If with their lives they will be pleased to yield

Or may be forced to make me emperor;

For Egypt and Arabia must be mine.

[To BAJAZETH]

Feed, you slave; thou may’st think thyself happy to be fed from my trencher.

BAJAZETH

My empty stomach, full of idle heat,

Draws bloody humours from my feeble parts,

Preserving life by hasting cruel death.

My veins are pale, my sinews hard and dry,

100   My joints benumbed. Unless I eat, I die.

ZABINA Eat, Bajazeth. Let us live in spite of them, looking some happy power will pity and enlarge us.

TAMBURLAINE [offering BAJAZETH an empty plate] Here, Turk, wilt thou have a clean trencher?

BAJAZETH Ay, tyrant, and more meat.

TAMBURLAINE Soft, sir, you must be dieted; too much eating will make you surfeit.

THERIDAMAS [to TAMBURLAINE] So it Would, my lord, specially having so small a walk and so little exercise.

110       Enter a second course of crowns.

TAMBURLAINE Theridamas, Techelles, and Casane, here are the cates you desire to finger, are they not?

THERIDAMAS Ay, my lord, but none save kings must feed with these.

TECHELLES ’Tis enough for us to see them and for Tamburlaine only to enjoy them.

TAMBURLAINE [raising a toast] Well, here is now to the Sultan
of Egypt, the King of Arabia, and the Governor of Damascus.
Now take these three crowns, and pledge me, my contributory
kings. [He presents the crowns. I crown you here, Therid-
120        amas, King of Argier; Techelles, King of Fez; and Usumcasane,
King of Moroccus. How say you to this, Turk?
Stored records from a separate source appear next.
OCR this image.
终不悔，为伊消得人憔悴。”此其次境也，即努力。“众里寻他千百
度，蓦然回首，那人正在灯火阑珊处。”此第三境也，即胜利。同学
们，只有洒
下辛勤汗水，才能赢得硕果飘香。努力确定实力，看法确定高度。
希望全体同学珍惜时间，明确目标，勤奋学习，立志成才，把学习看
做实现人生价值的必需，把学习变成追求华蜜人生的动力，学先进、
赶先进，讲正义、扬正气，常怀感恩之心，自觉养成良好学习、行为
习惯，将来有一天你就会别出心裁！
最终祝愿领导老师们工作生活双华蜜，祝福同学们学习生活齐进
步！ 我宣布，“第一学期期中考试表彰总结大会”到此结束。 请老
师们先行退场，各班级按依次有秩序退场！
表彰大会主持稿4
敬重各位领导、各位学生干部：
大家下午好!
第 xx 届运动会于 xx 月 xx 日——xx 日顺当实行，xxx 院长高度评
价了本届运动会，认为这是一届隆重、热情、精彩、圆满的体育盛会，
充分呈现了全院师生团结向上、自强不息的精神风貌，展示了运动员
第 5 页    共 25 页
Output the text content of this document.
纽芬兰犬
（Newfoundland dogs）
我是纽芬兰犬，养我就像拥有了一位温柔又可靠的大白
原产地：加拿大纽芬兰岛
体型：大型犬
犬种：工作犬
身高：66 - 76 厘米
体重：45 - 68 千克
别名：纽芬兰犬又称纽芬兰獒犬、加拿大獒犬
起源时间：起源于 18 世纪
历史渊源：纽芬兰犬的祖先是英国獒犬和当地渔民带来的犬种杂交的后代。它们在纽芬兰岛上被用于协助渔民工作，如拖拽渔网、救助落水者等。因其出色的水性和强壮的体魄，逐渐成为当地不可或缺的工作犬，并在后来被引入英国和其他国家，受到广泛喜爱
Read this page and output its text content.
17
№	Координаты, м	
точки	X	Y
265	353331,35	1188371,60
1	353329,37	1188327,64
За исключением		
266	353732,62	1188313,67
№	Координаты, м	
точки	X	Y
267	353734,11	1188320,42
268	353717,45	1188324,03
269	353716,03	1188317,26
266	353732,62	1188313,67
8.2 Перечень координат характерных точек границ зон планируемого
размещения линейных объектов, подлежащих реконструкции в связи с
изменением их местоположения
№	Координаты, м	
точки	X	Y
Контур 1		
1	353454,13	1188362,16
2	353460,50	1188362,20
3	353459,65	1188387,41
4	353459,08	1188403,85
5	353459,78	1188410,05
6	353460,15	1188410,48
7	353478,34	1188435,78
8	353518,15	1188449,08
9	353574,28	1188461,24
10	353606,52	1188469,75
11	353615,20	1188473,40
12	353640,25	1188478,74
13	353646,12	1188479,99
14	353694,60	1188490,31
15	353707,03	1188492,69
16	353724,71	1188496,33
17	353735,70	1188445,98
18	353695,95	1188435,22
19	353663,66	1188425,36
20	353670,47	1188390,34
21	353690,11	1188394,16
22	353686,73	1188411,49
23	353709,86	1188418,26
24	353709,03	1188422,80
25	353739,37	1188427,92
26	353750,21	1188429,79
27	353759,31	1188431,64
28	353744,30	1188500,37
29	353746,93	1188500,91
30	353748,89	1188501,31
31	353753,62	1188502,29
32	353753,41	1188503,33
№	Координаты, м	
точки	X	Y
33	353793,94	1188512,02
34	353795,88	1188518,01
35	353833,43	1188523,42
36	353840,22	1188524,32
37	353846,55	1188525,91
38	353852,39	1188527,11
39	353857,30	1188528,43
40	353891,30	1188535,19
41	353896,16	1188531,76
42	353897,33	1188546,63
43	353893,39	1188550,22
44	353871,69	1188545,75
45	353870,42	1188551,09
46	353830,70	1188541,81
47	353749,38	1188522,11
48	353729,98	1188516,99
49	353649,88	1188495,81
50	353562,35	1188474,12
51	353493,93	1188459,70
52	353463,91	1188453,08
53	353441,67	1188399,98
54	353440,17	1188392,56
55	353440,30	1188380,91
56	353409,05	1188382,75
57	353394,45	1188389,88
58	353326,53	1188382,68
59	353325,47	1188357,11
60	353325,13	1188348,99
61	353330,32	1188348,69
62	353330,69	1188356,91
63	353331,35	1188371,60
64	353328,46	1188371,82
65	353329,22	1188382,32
These are not
your contributory kings.

BAJAZETH

Nor shall they long be thine, I warrant them.

TAMBURLAINE

Kings of Argier, Moroccus, and of Fez,

You that have marched with happy Tamburlaine

As far as from the frozen plage of heaven

Unto the wat’ry morning’s ruddy bower

And thence by land unto the torrid zone,

130   Deserve these titles I endow you with

By valour and by magnanimity.

Your births shall be no blemish to your fame,

For virtue is the fount whence honour springs,

And they are worthy she investeth kings.

THERIDAMAS

And since your highness hath so well vouchsafed,

If we deserve them not with higher meeds

Than erst our states and actions have retained,

Take them away again and make us slaves.

TAMBURLAINE

Well said, Theridamas! When holy Fates

140   Shall ‘stablish me in strong Egyptia,

We mean to travel to th’Antarctic Pole,

Conquering the people underneath our feet,

And be renowned as never emperors were.

Zenocrate, I will not crown thee yet,

Until with greater honours I be graced.